- Born: January 11, 1935 Dover, New Jersey
- Died: April 2016 (aged 81) Alamo, California

= Jordan Riak =

American activist against corporal punishment

Jordan Riak (January 11, 1935 - April 2016) was a teacher and activist against corporal punishment who drafted the 1986 bill which banned corporal punishment from public schools in California.

==Early life==
Riak was born January 11, 1935, in, Dover, New Jersey. He was a native of nearby Morristown.

==Family==
Riak was married to Anne Riak. Riak had three children, Oren Riak, Justin Riak, and Veketa.

==Career and activism==
Riak began working against corporal punishment when he was residing with his children in Sydney, Australia and he was appalled to find out that corporal punishment was practiced in the Australian school system.

Moving to California, he incorporated PTAVE there, and with Assemblymen Sam Farr, successfully introduced legislation to end corporal punishment in schools in California in 1987, making it the ninth state to do so.

Riak's ultimate goal was to turn the United States into a spanking-free nation.

Riak worked with David and Blythe Daniel, psychology professors who teach at Los Angeles City College. The Daniels, who advocate children's rights through the We the Children Foundation and through education and workshops, campaigned with Riak for an anti-spanking resolution by the Los Angeles City Council, because "Spanking communicates to everyone that children have no rights, that they don't get the respect that other human beings get, and it's horrible," David Daniel said.

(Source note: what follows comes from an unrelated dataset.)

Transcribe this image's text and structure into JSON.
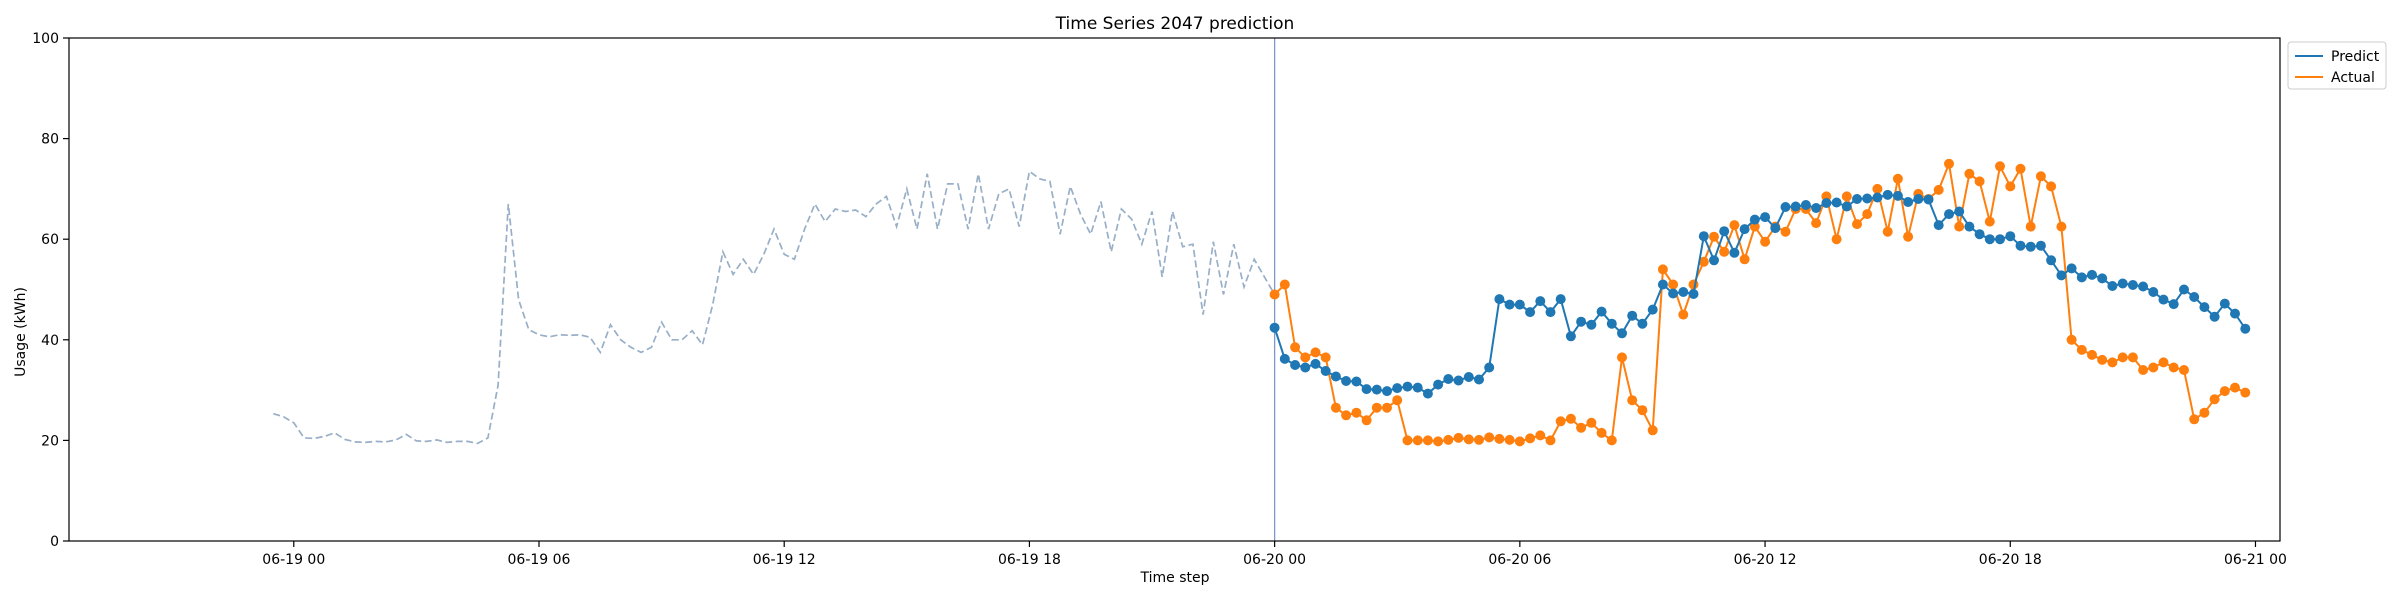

Riak believed that neither the responsible parenting of children nor the responsible teaching of children should involve violence.

Riak was the executive director of Parents and Teachers Against Violence in Education from 1992 until his death in 2016.

==Death==
Riak died in April 2016 at the age of 81 in Alamo, California.

==Other attributions==
The character William Jordan Walcott in Blake Hutchison's 2016 novel Nobody's Property is named partially in honor of Riak. It is additionally implied in the novel that the woman Will calls "mom" is ardently opposed to corporal punishment, was a staunch supporter of Riak, and was even photographed with Riak at one point in the 1990s.

Riak Park in the fictional city of Luna Vista, California in the Nobody's Property fiction series is also named in honor of him.